Brabandse hazen

Plots rent er een haas voor ons langs. Het is krap 5 meter.
We zagen hem niet komen want we zaten net naar rechts te kijken waar een ander haas een mannetje maakte.

Ik leun ontspannen achterover tegen het paaltje dat half verscholen in het riet staat.
Het kerktorentje aan de andere kant van de rivier steekt mooi af tegen de lucht als de laagstaande zon even komt kijken wat we aan het doen zijn.
We boffen met het weer.Regen, de hele dag, was de voorspelling. Maar afgezien van wat donkere luchten en af en toe een spetter blijft het droog.

Deze vorm van jagen heeft een aparte bekoring.
“Eén haas per geweer deze morgen” had mijn jachtvriend Marco (tevens jagermeester) gezegd.
“We willen eerst eens zien wat er zit want we hebben bezoek gehad”.
De trieste gewoonte van sommige Brabanders om met lange honden de nacht in te trekken is maar al te goed bekend.

Op de eerste drift schoot ik mijn haas van deze morgen. Joy bracht hem keurig bij me.
Daarom kan ik mij nu heerlijk ontspannen zonder mezelf en de hond echt weg te houden.
De drijvers komen steeds dichterbij over de braak liggende akker terwijl de hazen alle kanten opvliegen.
De hazen die mijn kant op komen probeer ik met mijn armen naar mijn buurgeweer te zwaaien want die heeft nog niets geschoten.
Toch krijg ik hier nog 4 kansen.Joy, die los naast mij zit, vindt het maar niks.
Hij is gewend dat ik selectief jaag maar dit vergt wel heel veel van zijn zelfbeheersing.
Af en toe kijkt hij me verwijtend aan, maar als ik dan nee schud met mijn hoofd kijkt hij weer het veld in om maar niets te hoeven missen van het jachttafereel.
De stropers hebben niet alles weggehaald want de volgende driften lopen er best veel hazen uit.

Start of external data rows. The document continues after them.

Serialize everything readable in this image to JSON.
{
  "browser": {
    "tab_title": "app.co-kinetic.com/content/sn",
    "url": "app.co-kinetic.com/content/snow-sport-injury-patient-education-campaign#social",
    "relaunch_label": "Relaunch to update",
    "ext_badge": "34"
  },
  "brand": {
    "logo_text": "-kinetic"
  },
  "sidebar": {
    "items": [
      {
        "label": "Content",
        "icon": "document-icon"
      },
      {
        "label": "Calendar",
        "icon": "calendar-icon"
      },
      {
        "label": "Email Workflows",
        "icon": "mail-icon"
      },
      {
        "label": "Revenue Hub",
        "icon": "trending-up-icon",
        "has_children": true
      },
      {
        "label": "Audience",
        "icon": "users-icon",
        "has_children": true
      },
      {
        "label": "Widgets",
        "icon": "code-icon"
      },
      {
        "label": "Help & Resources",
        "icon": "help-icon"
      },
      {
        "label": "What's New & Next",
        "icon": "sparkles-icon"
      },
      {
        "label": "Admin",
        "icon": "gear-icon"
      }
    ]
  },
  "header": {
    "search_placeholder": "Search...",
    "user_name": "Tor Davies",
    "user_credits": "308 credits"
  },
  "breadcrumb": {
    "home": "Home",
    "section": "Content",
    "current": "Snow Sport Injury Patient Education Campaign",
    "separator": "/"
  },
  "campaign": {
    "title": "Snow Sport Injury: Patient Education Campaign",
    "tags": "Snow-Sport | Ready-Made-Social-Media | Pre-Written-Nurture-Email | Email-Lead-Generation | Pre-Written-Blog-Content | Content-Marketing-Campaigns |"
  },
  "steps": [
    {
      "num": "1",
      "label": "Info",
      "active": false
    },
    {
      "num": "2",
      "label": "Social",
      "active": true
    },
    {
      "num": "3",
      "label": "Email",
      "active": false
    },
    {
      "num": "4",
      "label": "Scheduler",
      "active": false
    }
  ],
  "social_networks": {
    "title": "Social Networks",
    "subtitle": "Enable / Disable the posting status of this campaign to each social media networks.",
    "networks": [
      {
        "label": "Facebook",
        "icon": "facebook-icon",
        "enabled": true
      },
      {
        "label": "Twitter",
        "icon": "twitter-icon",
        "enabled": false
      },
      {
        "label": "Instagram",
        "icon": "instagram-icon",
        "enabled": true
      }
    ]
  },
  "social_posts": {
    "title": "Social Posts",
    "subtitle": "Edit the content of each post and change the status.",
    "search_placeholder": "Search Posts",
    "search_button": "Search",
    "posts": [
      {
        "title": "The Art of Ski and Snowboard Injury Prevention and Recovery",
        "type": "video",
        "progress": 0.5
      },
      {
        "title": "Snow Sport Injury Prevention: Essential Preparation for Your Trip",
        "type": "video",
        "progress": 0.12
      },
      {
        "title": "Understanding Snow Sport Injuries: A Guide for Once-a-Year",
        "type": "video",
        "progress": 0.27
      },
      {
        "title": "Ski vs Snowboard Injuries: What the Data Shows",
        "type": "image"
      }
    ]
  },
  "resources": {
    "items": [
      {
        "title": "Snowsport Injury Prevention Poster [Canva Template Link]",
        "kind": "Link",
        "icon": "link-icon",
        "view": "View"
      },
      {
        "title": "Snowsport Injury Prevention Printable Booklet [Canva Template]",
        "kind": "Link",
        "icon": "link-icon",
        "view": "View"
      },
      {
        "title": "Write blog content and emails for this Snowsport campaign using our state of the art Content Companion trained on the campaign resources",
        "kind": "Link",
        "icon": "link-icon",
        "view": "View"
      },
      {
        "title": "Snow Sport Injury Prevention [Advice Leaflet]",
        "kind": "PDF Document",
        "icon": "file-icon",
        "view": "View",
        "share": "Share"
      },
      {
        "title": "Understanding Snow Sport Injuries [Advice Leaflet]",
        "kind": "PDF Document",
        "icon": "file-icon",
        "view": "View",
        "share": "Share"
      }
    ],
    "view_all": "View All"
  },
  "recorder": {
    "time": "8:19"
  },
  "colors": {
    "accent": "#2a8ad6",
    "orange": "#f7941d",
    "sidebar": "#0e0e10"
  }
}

Om 12 uur gaan we aan de boerenkool.
Met 6 geweren en 12 drijvers is het reuze gezellig en is de stamppot snel op.
’s Middags ‘krijgen’ we ieder een haas er bij.Ik loop met Joy naar een verre post vlak bij een wetering.
Een koppel eenden zit op de kant en vertrekken op tijd, (voor hun dan, voor mij te vroeg!)
Als ik doorloop gaan er nog 3 op waarvan de laatste, desgevraagd, naar beneden komt maar direct onderduikt. Maar dan heeft hij buiten de Labrador gerekend!
Als Joy hem komt brengen denk ik “wat zou je zijn zonder een hond?”
 
Even later zitten we op post en mag Joy na afloop van deze drift mijn 2e haas gaan halen.
Voor de laatste driften worden er nog 2 hazen vrij gegeven.
Eén van deze twee komt mooi voor mij langs op 30 meter. Het haas tekent wel maar het schot zit iets te ver naar achteren. Hij loopt dan ook door en verdwijnt langs een hoop grond uit het zicht.

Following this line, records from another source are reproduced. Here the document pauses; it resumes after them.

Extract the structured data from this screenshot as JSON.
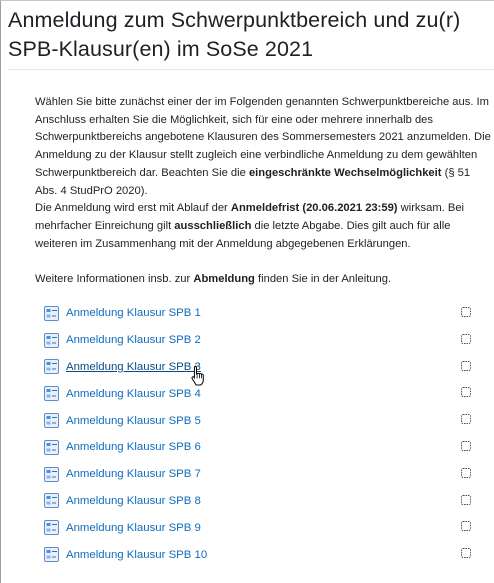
{
  "section": {
    "title": "Anmeldung zum Schwerpunktbereich und zu(r) SPB-Klausur(en) im SoSe 2021"
  },
  "intro": {
    "p1_a": "Wählen Sie bitte zunächst einer der im Folgenden genannten Schwerpunktbereiche aus. Im Anschluss erhalten Sie die Möglichkeit, sich für eine oder mehrere innerhalb des Schwerpunktbereichs angebotene Klausuren des Sommersemesters 2021 anzumelden. Die Anmeldung zu der Klausur stellt zugleich eine verbindliche Anmeldung zu dem gewählten Schwerpunktbereich dar. Beachten Sie die ",
    "p1_b": "eingeschränkte Wechselmöglichkeit",
    "p1_c": " (§ 51 Abs. 4 StudPrO 2020).",
    "p2_a": "Die Anmeldung wird erst mit Ablauf der ",
    "p2_b": "Anmeldefrist (20.06.2021 23:59)",
    "p2_c": " wirksam. Bei mehrfacher Einreichung gilt ",
    "p2_d": "ausschließlich",
    "p2_e": " die letzte Abgabe. Dies gilt auch für alle weiteren im Zusammenhang mit der Anmeldung abgegebenen Erklärungen.",
    "p3_a": "Weitere Informationen insb. zur ",
    "p3_b": "Abmeldung",
    "p3_c": " finden Sie in der Anleitung."
  },
  "activities": [
    {
      "label": "Anmeldung Klausur SPB 1",
      "icon": "choice-activity-icon",
      "completed": false,
      "hovered": false
    },
    {
      "label": "Anmeldung Klausur SPB 2",
      "icon": "choice-activity-icon",
      "completed": false,
      "hovered": false
    },
    {
      "label": "Anmeldung Klausur SPB 3",
      "icon": "choice-activity-icon",
      "completed": false,
      "hovered": true
    },
    {
      "label": "Anmeldung Klausur SPB 4",
      "icon": "choice-activity-icon",
      "completed": false,
      "hovered": false
    },
    {
      "label": "Anmeldung Klausur SPB 5",
      "icon": "choice-activity-icon",
      "completed": false,
      "hovered": false
    },
    {
      "label": "Anmeldung Klausur SPB 6",
      "icon": "choice-activity-icon",
      "completed": false,
      "hovered": false
    },
    {
      "label": "Anmeldung Klausur SPB 7",
      "icon": "choice-activity-icon",
      "completed": false,
      "hovered": false
    },
    {
      "label": "Anmeldung Klausur SPB 8",
      "icon": "choice-activity-icon",
      "completed": false,
      "hovered": false
    },
    {
      "label": "Anmeldung Klausur SPB 9",
      "icon": "choice-activity-icon",
      "completed": false,
      "hovered": false
    },
    {
      "label": "Anmeldung Klausur SPB 10",
      "icon": "choice-activity-icon",
      "completed": false,
      "hovered": false
    }
  ],
  "colors": {
    "link": "#0f6cbf",
    "text": "#1d2125",
    "icon_accent": "#4a90d9"
  }
}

Ik stuur Joy er heen. Hij heeft niet gezien waar het haas verdween en gaat op zoek naar sporen. Ik fluit dat hij iets verder moet wezen en dan gaat hij met de neus aan de grond met een vaartje achter het haas aan.
Weg is ‘t ie. Hond weg, haas weg. Ik wacht het maar af.
De rest van het gezelschap staat stil en wacht op wat er volgt.
Na 2 minuten komt Joy weer tevoorschijn met het haas in de vang.
Opluchting alom. En zeker bij Marco die, net als ik, er een bloedhekel aan heeft als een haas niet binnen komt. 

Voor we aan de laatste drift beginnen proberen we eerst een meertje waar wel eens wat eenden op liggen.
We sluipen er met een paar man heen maar ze zijn niet thuis. 

Als we met de hele groep thuis komen leggen we eerst tableau.
De ‘echte laatste drift’ doen we in het gezellige Brabantse achterhuis waar sterke drank en dito verhalen met elkaar wedijveren.
Verhalen die al vele eeuwen en in alle talen verteld worden maar nog steeds niet vervelen.